6. Il résulte de l'instruction, ainsi qu'il a été dit au point 1 ci-dessus, que par lettre du 3 mars 2023, dont il a été accusé réception le 8 mars 2023, la SAS ESD a mis en demeure l'établissement public territorial Vallée Sud-Grand Paris de lui régler les factures non honorées dans le cadre du marché en litige, à concurrence d'une somme de 345 749,67 euros TTC. Faute de réponse de la commune, cette mise en demeure a fait naître un différend au sens des stipulations précitées de l'article 46.1 du CCAG-FCS. Le 4 avril 2023, au-delà de l'expiration du délai minimal de quinze jours qui a couru à compter du 8 mars 2023, la SAS ESD a adressé à l'établissement public territorial Vallée Sud-Grand Paris le mémoire en réclamation, reçu le 6 avril 2023, exigé par les stipulations précitées de l'article 46.2 du CCAG-FCS, par lequel elle lui a à nouveau réclamé la somme de 345 749,67 euros, dont il résulte de l'instruction qu'elle correspond à dix factures émises entre le 19 octobre et le 31 décembre 2022 pour un montant de 341 215,58 euros TTC, assorti de 4 134,09 euros d'intérêts moratoires. Les fins de non-recevoir de l'établissement tirées de l'absence de différend entre les parties et de mémoire en réclamation doivent donc être écartées. En revanche, les conclusions soumises au tribunal ne pouvant excéder celles figurant dans le mémoire en réclamation, il y a lieu d'accueillir la fin de non-recevoir de l'établissement public territorial Vallée Sud-Grand Paris, tirée de ce que les conclusions de la SAS ESD sont irrecevables pour le montant du litige excédant la somme de 345 749,67 euros TTC.

7. Ainsi qu'il a été dit au point 1 de la présente ordonnance, l'établissement public territorial Vallée Sud-Grand Paris a réglé à la SAS ESD la somme globale de 850 461,25 euros. Cette somme excédant celle de 345 749,67 euros au-delà de laquelle ses conclusions sont irrecevables, la SAS ESD ne peut être regardée comme disposant sur l'établissement public territorial Vallée Sud-Grand Paris d'une créance non sérieusement contestable au sens des dispositions précitées de l'article L. 541-1 du code de justice administrative. Ses conclusions tendant à l'octroi d'une provision correspondant aux révisions de prix dont ne se serait pas acquitté l'établissement public territorial Vallée Sud-Grand Paris, y compris en ce qu'elles tendent à l'octroi d'intérêts moratoires et à des indemnités forfaitaires de recouvrement, doivent donc être rejetées.

Sur les frais liés au litige :

8. En premier lieu, l'établissement public territorial Vallée Sud-Grand Paris n'établit pas avoir engagé de dépens dans la présente instance. Sa demande tendant à ce qu'ils soient mis à la charge de la SAS ESD ne peut donc, en tout état de cause, qu'être rejetée.
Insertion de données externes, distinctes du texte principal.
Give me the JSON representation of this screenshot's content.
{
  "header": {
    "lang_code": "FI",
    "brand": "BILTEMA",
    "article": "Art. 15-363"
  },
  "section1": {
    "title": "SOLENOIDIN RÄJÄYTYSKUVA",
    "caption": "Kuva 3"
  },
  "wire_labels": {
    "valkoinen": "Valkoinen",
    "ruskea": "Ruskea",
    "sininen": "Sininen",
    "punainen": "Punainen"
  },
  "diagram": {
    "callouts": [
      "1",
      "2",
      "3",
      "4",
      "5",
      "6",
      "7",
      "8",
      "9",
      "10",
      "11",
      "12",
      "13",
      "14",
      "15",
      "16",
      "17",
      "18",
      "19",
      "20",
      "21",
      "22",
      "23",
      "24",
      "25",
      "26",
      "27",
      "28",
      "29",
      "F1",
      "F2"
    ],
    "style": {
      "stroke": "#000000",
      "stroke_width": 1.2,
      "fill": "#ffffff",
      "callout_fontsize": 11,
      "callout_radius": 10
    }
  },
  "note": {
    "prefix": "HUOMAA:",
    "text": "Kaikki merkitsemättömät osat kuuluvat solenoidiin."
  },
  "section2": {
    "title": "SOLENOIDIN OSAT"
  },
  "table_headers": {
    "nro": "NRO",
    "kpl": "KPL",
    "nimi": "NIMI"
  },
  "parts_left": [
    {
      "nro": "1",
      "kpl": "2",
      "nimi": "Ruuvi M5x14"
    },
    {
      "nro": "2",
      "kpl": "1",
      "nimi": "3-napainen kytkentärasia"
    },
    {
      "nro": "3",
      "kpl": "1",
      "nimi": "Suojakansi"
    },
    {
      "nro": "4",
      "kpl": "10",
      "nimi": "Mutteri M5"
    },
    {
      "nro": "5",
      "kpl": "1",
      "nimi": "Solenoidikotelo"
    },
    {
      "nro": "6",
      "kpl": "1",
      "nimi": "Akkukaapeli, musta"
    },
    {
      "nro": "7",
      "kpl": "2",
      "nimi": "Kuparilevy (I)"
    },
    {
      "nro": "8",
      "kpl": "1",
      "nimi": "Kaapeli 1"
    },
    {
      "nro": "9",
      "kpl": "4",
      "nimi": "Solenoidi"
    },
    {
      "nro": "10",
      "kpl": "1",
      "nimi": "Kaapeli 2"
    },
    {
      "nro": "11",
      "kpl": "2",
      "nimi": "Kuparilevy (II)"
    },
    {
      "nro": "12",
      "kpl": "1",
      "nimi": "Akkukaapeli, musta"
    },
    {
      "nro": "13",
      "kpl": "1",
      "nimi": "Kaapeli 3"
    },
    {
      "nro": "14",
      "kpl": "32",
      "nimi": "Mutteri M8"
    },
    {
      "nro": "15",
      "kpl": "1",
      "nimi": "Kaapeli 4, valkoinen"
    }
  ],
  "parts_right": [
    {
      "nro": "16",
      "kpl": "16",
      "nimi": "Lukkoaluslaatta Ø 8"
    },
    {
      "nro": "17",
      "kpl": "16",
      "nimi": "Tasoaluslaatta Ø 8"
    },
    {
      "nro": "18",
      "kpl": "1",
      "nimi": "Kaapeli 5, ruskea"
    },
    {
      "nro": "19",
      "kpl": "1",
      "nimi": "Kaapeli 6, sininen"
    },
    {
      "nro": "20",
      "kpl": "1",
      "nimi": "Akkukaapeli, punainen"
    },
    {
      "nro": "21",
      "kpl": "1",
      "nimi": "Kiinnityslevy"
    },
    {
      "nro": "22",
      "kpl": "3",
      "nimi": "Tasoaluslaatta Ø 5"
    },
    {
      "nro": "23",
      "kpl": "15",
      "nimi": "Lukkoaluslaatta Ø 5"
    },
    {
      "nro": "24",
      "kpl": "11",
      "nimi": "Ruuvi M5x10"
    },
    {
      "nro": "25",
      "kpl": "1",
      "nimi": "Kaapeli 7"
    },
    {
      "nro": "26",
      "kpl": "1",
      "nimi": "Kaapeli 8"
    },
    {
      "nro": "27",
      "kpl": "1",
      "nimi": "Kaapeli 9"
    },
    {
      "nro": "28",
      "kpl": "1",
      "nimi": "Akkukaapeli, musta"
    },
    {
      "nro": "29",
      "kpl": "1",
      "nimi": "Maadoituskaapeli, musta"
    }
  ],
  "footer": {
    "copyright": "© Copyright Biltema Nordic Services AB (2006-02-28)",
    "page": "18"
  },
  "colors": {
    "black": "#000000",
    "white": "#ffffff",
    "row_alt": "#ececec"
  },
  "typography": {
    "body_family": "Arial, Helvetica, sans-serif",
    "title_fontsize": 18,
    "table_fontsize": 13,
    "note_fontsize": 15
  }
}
9. En second lieu, dans les circonstances de l'espèce, il n'y a pas lieu de faire droit aux conclusions des parties présentées sur le fondement de l'article L. 761-1 du code de justice administrative.

Par ces motifs, le tribunal ordonne :

Article 1er : La requête de la requête de la SAS Europe Services Déchets est rejetée.

Article 2 : Les conclusions de l'établissement public territorial Vallée Sud-Grand Paris sont rejetées.

Article 3 : La présente ordonnance sera notifiée à la SAS Europe Services Déchets et à l'établissement public territorial Vallée Sud-Grand Paris.

Fait à Cergy, le 13 juin 2024.

La juge des référés,

signé

C. Oriol

La République mande et ordonne au préfet des Hauts-de-Seine en ce qui le concerne ou à tous commissaires de justice à ce requis en ce qui concerne les voies de droit commun contre les parties privées, de pourvoir à l'exécution de la présente décision.